Regardless of whether or not a fee is charged, hotels with these spaces are bound to see an increase in revenue from added traffic to the hotel’s coffee shop or bar. Caffeinated and non-caffeinated beverages as well as snacks rank as three of the top co-working space amenities. Conveniently, most hotels already have some type of snack area, which can help lure potential co-working enthusiasts to these spaces. Hotels can also combine access to co-working spaces with other amenities such as the fitness center to increase profits and make any fees more appealing.
As co-working spaces continue to gain in popularity, hotels can reap the benefits without having to overextend on budget. In most instances, the investment costs for a new co-working space will not be very substantial since the hotel is generally already equipped with the necessary components including WiFi, chairs, tables, wall outlets, and business services.
Differentiate in the Industry
Over the last decade, the hospitality industry has grown due to an increase in both business and leisure travel. This year alone, 479.5 million and 1,855.1 million people have traveled domestically for business and leisure, respectively. As the amount of travel increases, hotels are in constant competition to differentiate themselves amongst competitors. Offering co-working spaces is one way that hotel brands can make that separation.

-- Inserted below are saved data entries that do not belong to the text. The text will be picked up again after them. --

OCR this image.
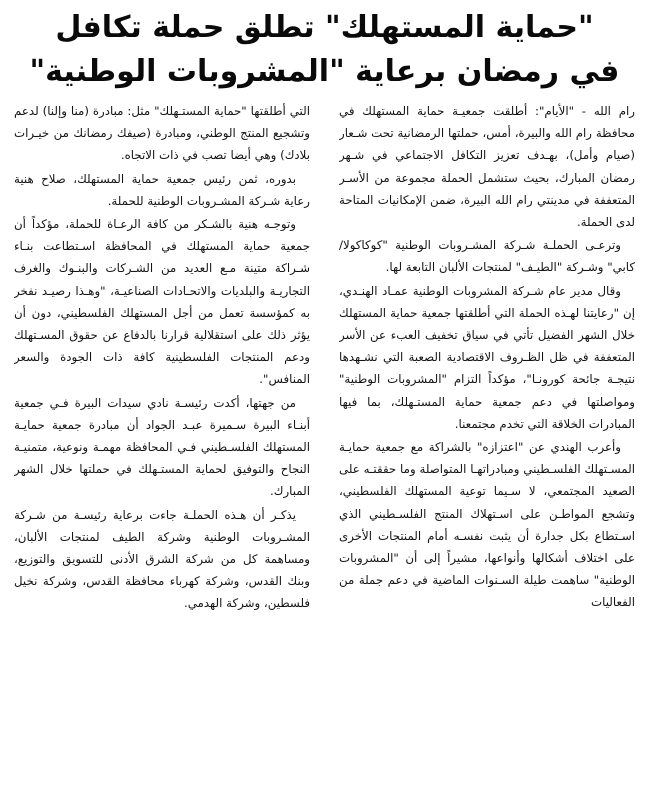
"حماية المستهلك" تطلق حملة تكافل
في رمضان برعاية "المشروبات الوطنية"

رام الله - "الأيام": أطلقت جمعيـة حماية المستهلك في محافظة رام الله والبيرة، أمس، حملتها الرمضانية تحت شـعار (صيام وأمل)، بهـدف تعزيز التكافل الاجتماعي في شـهر رمضان المبارك، بحيث ستشمل الحملة مجموعة من الأسـر المتعففة في مدينتي رام الله البيرة، ضمن الإمكانيات المتاحة لدى الحملة.

وترعـى الحملـة شـركة المشـروبات الوطنية "كوكاكولا/كابي" وشـركة "الطيـف" لمنتجات الألبان التابعة لها.

وقال مدير عام شـركة المشروبات الوطنية عمـاد الهنـدي، إن "رعايتنا لهـذه الحملة التي أطلقتها جمعية حماية المستهلك خلال الشهر الفضيل تأتي في سياق تخفيف العبء عن الأسر المتعففة في ظل الظـروف الاقتصادية الصعبة التي نشـهدها نتيجـة جائحة كورونـا"، مؤكداً التزام "المشروبات الوطنية" ومواصلتها في دعم جمعية حماية المستـهلك، بما فيها المبادرات الخلاقة التي تخدم مجتمعنا.

وأعرب الهندي عن "اعتزازه" بالشراكة مع جمعية حمايـة المسـتهلك الفلسـطيني ومبادراتهـا المتواصلة وما حققتـه على الصعيد المجتمعي، لا سـيما توعية المستهلك الفلسطيني، وتشجع المواطـن على اسـتهلاك المنتج الفلسـطيني الذي اسـتطاع بكل جدارة أن يثبت نفسـه أمام المنتجات الأخرى على اختلاف أشكالها وأنواعها، مشيراً إلى أن "المشروبات الوطنية" ساهمت طيلة السـنوات الماضية في دعم جملة من الفعاليات

التي أطلقتها "حماية المستـهلك" مثل: مبادرة (منا وإلنا) لدعم وتشجيع المنتج الوطني، ومبادرة (صيفك رمضانك من خيـرات بلادك) وهي أيضا تصب في ذات الاتجاه.

بدوره، ثمن رئيس جمعية حماية المستهلك، صلاح هنية رعاية شـركة المشـروبات الوطنية للحملة.

وتوجـه هنية بالشـكر من كافة الرعـاة للحملة، مؤكداً أن جمعية حماية المستهلك في المحافظة اسـتطاعت بنـاء شـراكة متينة مـع العديد من الشـركات والبنـوك والغرف التجاريـة والبلديات والاتحـادات الصناعيـة، "وهـذا رصيـد نفخر به كمؤسسة تعمل من أجل المستهلك الفلسطيني، دون أن يؤثر ذلك على استقلالية قرارنا بالدفاع عن حقوق المسـتهلك ودعم المنتجات الفلسطينية كافة ذات الجودة والسعر المنافس".

من جهتها، أكدت رئيسـة نادي سيدات البيرة فـي جمعية أبنـاء البيرة سـميرة عبـد الجواد أن مبادرة جمعية حمايـة المستهلك الفلسـطيني فـي المحافظة مهمـة ونوعية، متمنيـة النجاح والتوفيق لحماية المستـهلك في حملتها خلال الشهر المبارك.

يذكـر أن هـذه الحملـة جاءت برعاية رئيسـة من شـركة المشـروبات الوطنية وشركة الطيف لمنتجات الألبان، ومساهمة كل من شركة الشرق الأدنى للتسويق والتوزيع، وبنك القدس، وشركة كهرباء محافظة القدس، وشركة نخيل فلسطين، وشركة الهدمي.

Another way that hotels can differentiate themselves within the hospitality industry is by partnering with established co-working companies to continue bridging the gap between work and play. In addition to differentiating them from competitors, these partnerships will bring more awareness to the hotel and the other services and amenities that they provide.
Although the co-working trend is increasingly gaining traction within the hospitality industry, not all hotels have adopted it yet. However, adopting the hotel workspace trend during its embryonic phase is likely to help increase visibility to potential guests seeking professional and personal fulfillment during their stay. Hotel brands can also differentiate themselves by offering additional value-adds, such as hosting invited speakers for those who utilize these spaces or by creating unique concepts and models regarding the layout and visuals used within the space.
To fully take advantage of the opportunities that the co-working trend has created, hotels must develop an appealing space that provides more than just a place to work. These areas must complement the hotel’s brand while satisfying the needs of guests and local users of the co-working facilities. Successful hotels will find the right balance between co-working spaces and offering amenities, fees, and decor that make sense for both guests and visitors.